Annie Ernaux não fez um livro clássico de memórias, em que os personagens têm nomes próprios —a mãe, o primeiro marido, os dois filhos— e aparecem entrelaçados por uma soma de atributos singulares e bem definidos.

A escritora francesa Annie Ernaux, em Paris, em retrato de 2001 - Leemage/AFP

A narrativa, ao contrário, está sempre diluída em cenários nebulosos, em que a narradora, apresentada em cada sequência pela descrição de fotografias acinzentadas, aparece simplesmente a partir do pronome pessoal "ela".

Pois "ela" sente na pele as carências agravadas pela pobreza de uma França no imediato pós-Guerra, em que o chão da cozinha é de terra batida e a pequena casa, na aldeia da Normandia, tem um quartinho precário do lado de fora que funciona como banheiro.

É uma França em que os corações são pautados pelo catolicismo, onde é o pároco quem dita certo e errado. O laicismo funciona como um contraponto nacional, com a política e a sucessão de gabinetes efêmeros da Quarta República e com a Guerra da Indochina, que serviu de ensaio vexaminoso para outra derrota colonial, a da Argélia.

Mas o Estado laico é também o do sistema de ensino, no qual "ela" faz o fundamental e o secundário, vai à universidade e se forma em letras.

A narradora se entrega, então, à confecção de um painel com os valores mais ou menos consensuais de uma França que quase implodiria, com De Gaulle dentro dela, após as barricadas estudantis de 1968.

Há o hedonismo pelo consumo, a compra da casa própria, os eletrodomésticos impensáveis a gerações anteriores, o cair com os fundilhos nos confortos e armadilhas da classe média. É nesse ponto, no entanto, que Annie Ernaux passa a lidar com referências ao ambiente cultural francês.

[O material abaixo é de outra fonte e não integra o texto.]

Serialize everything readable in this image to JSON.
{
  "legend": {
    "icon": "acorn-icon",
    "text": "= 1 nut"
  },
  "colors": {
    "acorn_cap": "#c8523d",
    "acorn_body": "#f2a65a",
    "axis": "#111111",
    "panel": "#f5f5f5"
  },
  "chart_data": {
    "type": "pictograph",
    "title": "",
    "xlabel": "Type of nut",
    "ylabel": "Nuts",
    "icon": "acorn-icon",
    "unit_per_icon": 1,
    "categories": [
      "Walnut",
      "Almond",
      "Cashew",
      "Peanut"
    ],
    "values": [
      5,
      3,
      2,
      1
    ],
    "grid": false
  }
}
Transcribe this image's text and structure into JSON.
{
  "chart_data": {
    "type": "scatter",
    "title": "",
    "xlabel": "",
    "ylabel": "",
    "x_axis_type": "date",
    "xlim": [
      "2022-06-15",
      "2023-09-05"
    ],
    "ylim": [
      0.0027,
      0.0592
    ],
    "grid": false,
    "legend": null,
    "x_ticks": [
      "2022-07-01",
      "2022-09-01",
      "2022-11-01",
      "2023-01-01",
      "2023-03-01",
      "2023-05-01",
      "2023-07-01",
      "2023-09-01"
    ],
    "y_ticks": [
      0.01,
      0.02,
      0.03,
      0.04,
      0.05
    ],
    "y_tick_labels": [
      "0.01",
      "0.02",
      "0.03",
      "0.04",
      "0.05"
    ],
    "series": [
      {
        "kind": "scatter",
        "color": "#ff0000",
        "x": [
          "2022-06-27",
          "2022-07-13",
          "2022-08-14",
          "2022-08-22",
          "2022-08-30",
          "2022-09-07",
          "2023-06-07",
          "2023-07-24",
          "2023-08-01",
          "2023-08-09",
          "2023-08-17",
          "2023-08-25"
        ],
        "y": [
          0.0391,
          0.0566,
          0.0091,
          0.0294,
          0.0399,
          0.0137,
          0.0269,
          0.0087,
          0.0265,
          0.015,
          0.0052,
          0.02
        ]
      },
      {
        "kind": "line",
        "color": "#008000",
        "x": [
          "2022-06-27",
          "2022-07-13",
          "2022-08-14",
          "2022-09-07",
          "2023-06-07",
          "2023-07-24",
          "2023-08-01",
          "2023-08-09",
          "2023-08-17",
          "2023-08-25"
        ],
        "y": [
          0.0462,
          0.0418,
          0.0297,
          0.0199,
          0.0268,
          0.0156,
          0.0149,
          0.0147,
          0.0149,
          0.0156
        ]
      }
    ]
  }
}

A narradora cita por três vezes Bernard Pivot, sem explicar que ele tinha um programa na TV pública sobre literatura. Ou, então, Madame Soleil, conhecida cartomante dos anos 1960. Ou ainda o Renault-4, veículo de quem subia um pouquinho na vida e não precisava mais circular com o barulhento Citroën 2-CV.

É plausível, no entanto, ter um painel dos mais completos e comoventes sobre uma França dentro da qual evoluía —no sentido coreográfico do verbo— toda uma geração.

Ernaux se torna uma etnógrafa competente. Discorre pudicamente sobre o erotismo praticado nos tempos anteriores à pílula e lamenta que a liberdade sexual tenha sido interrompida pela Aids.

Lembra com abundância de observações pertinentes as eleições presidenciais, sobretudo a de 10 de maio de 1981, na qual foi eleito o socialista François Mitterrand —a esquerda estava praticamente em jejum desde 1936. E também lamenta a mesmice implantada por essa esquerda.

"Ela", a narradora, possui um olhar afiado ao discorrer sobre a substituição das fitas VHS pelo CD, a chegada dos primeiros microcomputadores como utensílios domésticos, o 11 de Setembro e a insegurança que o terrorismo islâmico provocou na França.

Em resumo, um livro delicioso, para ser lido de uma vez.